Take Republican Gov. George Voinovich, who left the account with just 14 cents in 1991. The state was facing a $1.5 billion shortfall, one of the highest unemployment rates in the nation and a ballooning welfare roll. So Voinovich did two things that Republicans are loath to do: He raised taxes and dipped into savings.
While unpopular, the decision didn't sound the political death knell it did for Democratic Gov. Ted Strickland nearly 20 years later. In 1991, Voinovich was a newly elected governor with years to build up the reserves. He easily won re-election in 1994 and had restored the rainy-day fund to more than $860 million by his final year in office.
A decade later, Republican Gov. Bob Taft tapped the rainy-day fund three times in nine months after tax revenue repeatedly fell short of projections. He drained the reserves while also increasing taxes on cigarettes and creating a new tax on trust fund income. Many governors across the nation made the same choice to balance budgets during and after the recession of 2001.
Most recently, Strickland emptied the state's $1 billion reserves, leaving just 89 cents, in 2009. If that number sounds familiar, it's because Kasich and, later, Sen. Rob Portman used it in countless political ads as an example of Strickland's failed financial policies.
Strickland drained the account during his final budget because he faced a projected $7.7 billion shortfall during a devastating national recession.
As long as there has been a rainy-day fund, there have been politicians eager to use it. Strickland, a first-term governor, told reporters that he could tap the $1 billion in reserves only because he had vetoed earlier GOP efforts to use the money as a cash bonus for veterans.
Now, the requests come from Democrats.
"We’re talking about 10 percent of the rainy-day fund in order to deal with probably the biggest drug crisis in the last 50 years. I don’t know how you argue against that," said Youngstown-area state Sen. Joe Schiavoni, a Democratic contender for governor. He wants to spend some of the state's savings on drug treatment.
Still, none of the requests have been approved by the GOP-controlled state Legislature.
Ohio is one of just six states with no rules on when to withdraw money from the rainy-day fund, which was created in the early 1980s by GOP Gov. Jim Rhodes. Ohio law only sets a goal of how much money should be kept in the just-in-case fund – about 8.5 percent of the state's tax revenues from the previous year. Each governor and Legislature has significant leeway to determine how, or whether, to spend the money.
"When states don’t have clear guidance, it can create some confusion," said Bob Zahradnik, a policy director for the Pew Charitable Trusts. Credit rating agencies prefer that states have clear guidelines and stick to them, he added. Ambiguous parameters can lead state leaders to withdraw money too frequently or not frequently enough.

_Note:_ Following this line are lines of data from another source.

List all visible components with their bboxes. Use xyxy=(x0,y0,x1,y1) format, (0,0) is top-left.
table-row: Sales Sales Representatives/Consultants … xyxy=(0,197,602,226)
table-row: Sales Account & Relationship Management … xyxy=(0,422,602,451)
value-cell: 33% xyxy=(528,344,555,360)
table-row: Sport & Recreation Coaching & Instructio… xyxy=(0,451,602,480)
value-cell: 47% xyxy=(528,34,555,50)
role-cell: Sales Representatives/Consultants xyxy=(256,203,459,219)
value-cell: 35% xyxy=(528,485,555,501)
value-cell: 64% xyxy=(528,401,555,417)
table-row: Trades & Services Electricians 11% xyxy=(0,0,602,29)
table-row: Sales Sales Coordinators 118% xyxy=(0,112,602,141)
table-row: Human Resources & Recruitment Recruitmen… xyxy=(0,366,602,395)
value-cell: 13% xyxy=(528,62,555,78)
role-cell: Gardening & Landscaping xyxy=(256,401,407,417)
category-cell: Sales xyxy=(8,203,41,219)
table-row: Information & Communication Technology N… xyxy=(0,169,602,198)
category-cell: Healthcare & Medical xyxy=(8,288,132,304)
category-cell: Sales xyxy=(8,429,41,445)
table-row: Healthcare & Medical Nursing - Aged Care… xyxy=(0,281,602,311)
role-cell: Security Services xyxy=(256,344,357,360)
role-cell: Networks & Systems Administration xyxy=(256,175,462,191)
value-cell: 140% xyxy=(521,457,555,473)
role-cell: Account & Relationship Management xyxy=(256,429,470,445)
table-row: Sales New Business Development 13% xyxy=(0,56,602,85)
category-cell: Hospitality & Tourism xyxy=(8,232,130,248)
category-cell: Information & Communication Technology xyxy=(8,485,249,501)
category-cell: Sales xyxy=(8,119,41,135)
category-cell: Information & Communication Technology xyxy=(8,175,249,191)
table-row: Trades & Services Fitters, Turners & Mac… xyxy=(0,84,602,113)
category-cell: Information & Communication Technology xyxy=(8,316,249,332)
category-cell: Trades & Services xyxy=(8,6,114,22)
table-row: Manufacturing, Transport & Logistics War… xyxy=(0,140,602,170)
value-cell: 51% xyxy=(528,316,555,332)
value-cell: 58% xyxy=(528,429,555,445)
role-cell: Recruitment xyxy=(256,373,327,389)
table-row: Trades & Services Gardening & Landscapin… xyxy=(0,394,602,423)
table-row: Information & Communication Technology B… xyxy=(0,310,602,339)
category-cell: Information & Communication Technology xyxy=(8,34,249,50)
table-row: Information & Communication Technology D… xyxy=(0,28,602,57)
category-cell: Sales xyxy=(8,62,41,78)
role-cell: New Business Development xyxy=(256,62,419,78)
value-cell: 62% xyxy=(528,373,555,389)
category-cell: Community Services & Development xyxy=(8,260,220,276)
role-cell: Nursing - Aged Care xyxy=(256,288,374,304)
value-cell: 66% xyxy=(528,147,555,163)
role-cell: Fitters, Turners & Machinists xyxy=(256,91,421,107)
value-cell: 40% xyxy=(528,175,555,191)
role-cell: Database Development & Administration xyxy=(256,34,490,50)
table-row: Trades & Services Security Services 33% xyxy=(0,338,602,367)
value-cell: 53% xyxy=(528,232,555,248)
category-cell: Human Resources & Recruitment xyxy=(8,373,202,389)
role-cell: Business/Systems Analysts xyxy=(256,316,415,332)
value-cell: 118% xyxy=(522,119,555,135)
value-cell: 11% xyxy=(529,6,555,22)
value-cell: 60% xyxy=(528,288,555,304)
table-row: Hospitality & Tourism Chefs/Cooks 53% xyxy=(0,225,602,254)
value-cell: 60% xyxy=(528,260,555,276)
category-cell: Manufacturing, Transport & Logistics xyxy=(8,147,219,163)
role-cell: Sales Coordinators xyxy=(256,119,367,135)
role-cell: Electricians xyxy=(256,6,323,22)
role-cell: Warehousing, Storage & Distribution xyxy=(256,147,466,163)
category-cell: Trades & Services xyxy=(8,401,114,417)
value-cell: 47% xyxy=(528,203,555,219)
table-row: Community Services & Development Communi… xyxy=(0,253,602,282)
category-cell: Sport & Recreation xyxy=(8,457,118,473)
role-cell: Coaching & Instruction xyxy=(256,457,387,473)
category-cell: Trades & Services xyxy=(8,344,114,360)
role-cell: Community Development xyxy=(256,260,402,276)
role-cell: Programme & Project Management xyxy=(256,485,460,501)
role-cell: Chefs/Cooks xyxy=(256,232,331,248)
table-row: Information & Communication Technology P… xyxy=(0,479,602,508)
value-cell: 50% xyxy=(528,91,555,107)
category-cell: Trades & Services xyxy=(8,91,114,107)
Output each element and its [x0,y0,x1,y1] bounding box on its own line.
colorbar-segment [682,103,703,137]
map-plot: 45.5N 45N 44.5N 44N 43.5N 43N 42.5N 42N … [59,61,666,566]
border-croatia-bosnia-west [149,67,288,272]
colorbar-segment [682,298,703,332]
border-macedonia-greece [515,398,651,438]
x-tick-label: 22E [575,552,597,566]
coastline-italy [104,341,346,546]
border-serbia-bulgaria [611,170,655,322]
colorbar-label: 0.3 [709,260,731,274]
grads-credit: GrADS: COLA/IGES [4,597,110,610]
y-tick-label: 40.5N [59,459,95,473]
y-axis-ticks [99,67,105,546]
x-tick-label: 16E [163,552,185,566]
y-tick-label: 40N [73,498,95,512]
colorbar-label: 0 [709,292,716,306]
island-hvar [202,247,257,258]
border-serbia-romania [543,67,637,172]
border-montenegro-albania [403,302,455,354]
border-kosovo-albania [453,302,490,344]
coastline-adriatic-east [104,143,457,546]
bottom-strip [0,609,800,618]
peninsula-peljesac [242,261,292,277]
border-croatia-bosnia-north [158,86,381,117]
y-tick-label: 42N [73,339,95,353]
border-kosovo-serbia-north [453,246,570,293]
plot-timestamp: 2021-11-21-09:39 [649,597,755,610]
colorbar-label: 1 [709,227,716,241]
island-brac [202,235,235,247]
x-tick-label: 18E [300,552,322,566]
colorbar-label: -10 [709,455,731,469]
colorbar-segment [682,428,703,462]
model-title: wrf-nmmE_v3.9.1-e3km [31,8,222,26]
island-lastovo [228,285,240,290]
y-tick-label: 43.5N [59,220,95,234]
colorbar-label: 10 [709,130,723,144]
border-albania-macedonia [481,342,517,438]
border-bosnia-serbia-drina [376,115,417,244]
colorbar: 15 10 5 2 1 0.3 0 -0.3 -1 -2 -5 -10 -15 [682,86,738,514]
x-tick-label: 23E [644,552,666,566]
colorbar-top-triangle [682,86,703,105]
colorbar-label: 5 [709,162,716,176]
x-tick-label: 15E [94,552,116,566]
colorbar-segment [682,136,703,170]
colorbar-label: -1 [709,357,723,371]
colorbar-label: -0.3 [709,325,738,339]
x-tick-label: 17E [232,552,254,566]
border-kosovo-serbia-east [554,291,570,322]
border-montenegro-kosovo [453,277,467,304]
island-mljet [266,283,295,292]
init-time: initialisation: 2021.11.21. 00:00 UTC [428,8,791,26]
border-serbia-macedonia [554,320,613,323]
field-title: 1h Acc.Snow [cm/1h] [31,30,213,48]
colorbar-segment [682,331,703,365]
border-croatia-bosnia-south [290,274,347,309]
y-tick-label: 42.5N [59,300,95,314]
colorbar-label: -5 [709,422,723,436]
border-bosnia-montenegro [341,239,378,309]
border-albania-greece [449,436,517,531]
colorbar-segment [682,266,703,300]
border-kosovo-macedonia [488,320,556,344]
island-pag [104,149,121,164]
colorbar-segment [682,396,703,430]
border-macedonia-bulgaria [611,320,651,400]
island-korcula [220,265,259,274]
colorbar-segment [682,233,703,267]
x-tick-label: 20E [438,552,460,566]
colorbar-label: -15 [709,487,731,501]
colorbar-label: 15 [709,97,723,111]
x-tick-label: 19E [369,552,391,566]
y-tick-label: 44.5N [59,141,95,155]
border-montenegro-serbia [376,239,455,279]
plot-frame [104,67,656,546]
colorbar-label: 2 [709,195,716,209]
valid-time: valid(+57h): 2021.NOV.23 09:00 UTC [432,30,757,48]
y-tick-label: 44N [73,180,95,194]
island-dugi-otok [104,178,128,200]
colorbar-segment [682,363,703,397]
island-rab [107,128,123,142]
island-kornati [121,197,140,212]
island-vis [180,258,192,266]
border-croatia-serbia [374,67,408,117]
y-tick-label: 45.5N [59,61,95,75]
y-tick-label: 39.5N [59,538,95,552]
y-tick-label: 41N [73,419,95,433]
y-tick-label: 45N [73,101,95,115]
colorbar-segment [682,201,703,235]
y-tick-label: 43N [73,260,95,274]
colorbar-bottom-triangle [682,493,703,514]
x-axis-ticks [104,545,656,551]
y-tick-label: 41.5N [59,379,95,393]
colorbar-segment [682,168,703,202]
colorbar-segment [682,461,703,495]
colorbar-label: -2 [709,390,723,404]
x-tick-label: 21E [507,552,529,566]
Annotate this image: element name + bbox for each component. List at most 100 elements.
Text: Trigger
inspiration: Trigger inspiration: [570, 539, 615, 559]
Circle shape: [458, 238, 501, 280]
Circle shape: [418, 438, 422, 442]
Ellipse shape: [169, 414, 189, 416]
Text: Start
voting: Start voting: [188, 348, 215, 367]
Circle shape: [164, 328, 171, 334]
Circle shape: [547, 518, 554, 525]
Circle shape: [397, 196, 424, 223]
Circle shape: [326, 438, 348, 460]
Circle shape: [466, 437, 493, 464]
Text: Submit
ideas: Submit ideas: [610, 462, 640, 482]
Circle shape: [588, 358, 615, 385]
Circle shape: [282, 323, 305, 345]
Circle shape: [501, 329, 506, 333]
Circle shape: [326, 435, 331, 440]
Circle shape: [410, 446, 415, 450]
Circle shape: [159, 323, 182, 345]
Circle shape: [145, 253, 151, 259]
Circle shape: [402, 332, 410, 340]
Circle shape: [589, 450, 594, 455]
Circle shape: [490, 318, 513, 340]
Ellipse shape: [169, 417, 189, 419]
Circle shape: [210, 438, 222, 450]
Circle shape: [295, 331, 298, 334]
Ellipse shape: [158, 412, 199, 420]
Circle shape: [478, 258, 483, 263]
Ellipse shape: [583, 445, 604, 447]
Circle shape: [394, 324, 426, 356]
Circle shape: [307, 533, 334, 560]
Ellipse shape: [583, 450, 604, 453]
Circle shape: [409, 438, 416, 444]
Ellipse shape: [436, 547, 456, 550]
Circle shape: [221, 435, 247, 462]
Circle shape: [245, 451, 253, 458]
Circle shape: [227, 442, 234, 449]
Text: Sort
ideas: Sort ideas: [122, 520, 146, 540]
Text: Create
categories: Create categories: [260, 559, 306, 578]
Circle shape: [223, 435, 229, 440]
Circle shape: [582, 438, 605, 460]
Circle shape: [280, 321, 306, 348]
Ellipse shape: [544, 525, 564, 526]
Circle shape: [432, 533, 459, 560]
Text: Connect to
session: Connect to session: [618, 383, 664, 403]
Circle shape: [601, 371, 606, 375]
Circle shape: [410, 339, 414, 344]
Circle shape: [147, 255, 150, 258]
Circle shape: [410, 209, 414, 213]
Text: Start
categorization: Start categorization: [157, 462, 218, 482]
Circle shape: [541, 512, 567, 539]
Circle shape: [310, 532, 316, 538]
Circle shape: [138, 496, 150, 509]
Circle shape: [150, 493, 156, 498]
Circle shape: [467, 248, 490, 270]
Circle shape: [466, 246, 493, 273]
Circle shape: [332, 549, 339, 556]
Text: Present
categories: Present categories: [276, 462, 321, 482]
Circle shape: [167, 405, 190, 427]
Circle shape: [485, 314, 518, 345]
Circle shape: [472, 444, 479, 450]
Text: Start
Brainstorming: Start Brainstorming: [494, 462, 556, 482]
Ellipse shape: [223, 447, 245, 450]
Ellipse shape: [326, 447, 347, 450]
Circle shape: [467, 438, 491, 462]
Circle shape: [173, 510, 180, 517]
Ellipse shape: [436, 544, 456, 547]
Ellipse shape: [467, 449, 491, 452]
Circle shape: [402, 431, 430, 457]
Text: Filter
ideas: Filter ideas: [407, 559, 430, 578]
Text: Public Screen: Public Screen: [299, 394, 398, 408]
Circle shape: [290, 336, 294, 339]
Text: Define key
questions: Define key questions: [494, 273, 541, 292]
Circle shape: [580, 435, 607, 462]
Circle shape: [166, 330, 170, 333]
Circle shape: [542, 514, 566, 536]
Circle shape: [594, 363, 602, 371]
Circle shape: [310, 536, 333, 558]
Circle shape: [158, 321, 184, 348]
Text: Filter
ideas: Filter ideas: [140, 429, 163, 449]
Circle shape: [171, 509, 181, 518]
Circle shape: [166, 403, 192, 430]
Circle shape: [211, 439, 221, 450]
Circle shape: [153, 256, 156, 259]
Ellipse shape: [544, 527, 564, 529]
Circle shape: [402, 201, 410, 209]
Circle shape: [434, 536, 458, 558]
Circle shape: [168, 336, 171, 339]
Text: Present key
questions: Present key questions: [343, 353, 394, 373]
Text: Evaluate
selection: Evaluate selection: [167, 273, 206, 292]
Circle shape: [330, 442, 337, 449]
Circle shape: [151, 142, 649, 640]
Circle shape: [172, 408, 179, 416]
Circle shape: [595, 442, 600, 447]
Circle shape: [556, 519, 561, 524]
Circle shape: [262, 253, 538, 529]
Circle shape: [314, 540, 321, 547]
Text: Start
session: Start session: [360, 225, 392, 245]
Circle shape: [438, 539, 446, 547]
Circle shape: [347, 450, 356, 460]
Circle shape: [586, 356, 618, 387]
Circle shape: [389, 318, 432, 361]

Kasich's parameters? "The rainy-day fund should be used in the middle of a fiscal year to put out fires," he told reporters during an April news conference about missing tax collection expectations.
"We don’t think you can use the rainy-day fund to right the budget. That would be what some people would do so then they don’t have to make any choices,” Kasich said.
So don't expect Kasich or GOP lawmakers to touch that money to balance the state's two-year budget, which must be finalized by June 30. Instead, lawmakers are proposing small cuts to state programs and some schools.